Richard chose acting when he was sixteen, when it was clear he could not attain his goal in life – to be an astronaut. He failed his school mathematics exam, leaving him no option but to go for second best. A decade later he burst onto the scene in Withnail and I, delivering the performance of a lifetime. This classic British independent film was funded by Beatle George Harrison, who paid for it to be made after realising the genius of the script. Without Grant’s fiery acting it would have been a lesser film, and never become the cult that it is.
“I knew the moment I read the script that it was a life-changing role and still can’t quite believe I was cast. It has opened every career door subsequently. However when it was made, it was thought to be unreleasable because as it had no plot, no women and no-one in it that anyone had ever heard of! It was only the popularity of home video that gave it a cult following, and it has grown in popularity ever since…”
He has done films as diverse as Spiceworld and Bram Stoker’s Dracula, but most recently appeared in the global television blockbuster Downton Abbey. “I knew, and had worked with, many of the cast before so I was made to feel very welcome”, he declares. It has given his career a new momentum, and he’s delighted with the way it has gone. “When I was seven years old, I made toy theatres out of shoeboxes and cut out figures on lollipop sticks”, he tells me. “Then I progressed to glove puppets, then marionettes and was in school plays and amateur theatre club shows, so the line has been clear and consistent from the get-go. It’s what I have always wanted to do and am profoundly grateful that I’ve been able to make a good living doing what I love.”
He says the secret to being a good actor is to enjoy it. “Every part has its own demands and I enjoy the comedy parts as much as the dramatic roles. It’s a profession of such extremes – wealth, poverty, aberrant behaviour, fame, failure, comebacks, personality clashes and intensely passionate on-set love affairs, that I’ve found that the only way to survive its highs and lows, is not to take it too seriously. Our job is to entertain, not to cure cancer!”
This man is content with where he is – respected and loved but not a prisoner of his success. “I never dreamt that fame would ever knock on my door, but I think now I have just the right amount of it. I am able to live a normal life without having to hide away like some of my more famous friends”, he explains. Richard has also been able to indulge hobbies such as making perfume, too; he has even released his own fragrance, Jack, which he says is “the realisation of a boyhood dream”.

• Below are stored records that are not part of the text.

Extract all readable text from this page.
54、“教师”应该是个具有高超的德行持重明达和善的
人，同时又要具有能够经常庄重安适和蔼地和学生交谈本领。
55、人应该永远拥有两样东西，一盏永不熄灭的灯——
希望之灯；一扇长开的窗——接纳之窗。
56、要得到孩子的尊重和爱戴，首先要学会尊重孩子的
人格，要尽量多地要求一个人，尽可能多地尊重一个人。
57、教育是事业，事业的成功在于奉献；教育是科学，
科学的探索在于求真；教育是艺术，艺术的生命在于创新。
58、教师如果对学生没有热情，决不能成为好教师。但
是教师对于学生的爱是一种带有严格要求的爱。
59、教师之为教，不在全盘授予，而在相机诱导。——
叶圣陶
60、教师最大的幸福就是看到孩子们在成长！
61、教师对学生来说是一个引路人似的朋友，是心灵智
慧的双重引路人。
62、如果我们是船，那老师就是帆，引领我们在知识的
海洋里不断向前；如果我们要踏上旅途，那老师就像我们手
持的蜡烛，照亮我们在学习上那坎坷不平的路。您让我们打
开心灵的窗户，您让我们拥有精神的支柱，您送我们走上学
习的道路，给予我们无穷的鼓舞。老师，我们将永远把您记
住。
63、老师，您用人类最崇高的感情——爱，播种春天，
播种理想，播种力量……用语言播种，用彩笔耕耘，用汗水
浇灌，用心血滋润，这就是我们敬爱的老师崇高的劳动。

“I fell madly in love when I was twelve years old and tried to make perfume out of rose and gardenia petals, as I could not afford to buy the real thing. Four decades later, with encouragement from designer Anya Hindmarch, I finally created my ‘signature’ in scent combining all my favourite ingredients. Once I decide to do something, I relentlessly pursue it and that perseverance has paid off since the perfume became a best seller at Liberty, when it was launched a year ago. And now I have a second scent Jack Covent Garden exclusively at Selfridges, so I am very proud.”
Today he lives in London, in a house built in 1830 opposite Richmond Park. “I feel ninety-nine percent British,” he tells me, “and the variety of theatre, museums, music, art and fashion in London is utterly unique and there aren’t enough days in the year to experience it all.” He loves China too, and looks forward to going back. “I have been to Hong Kong and Guangzhou and was astonished at the speed with which buildings rise up seemingly overnight, and the work ethic which enables that to happen. The variety of food is extraordinary, and it felt like visiting the future where everything is new!”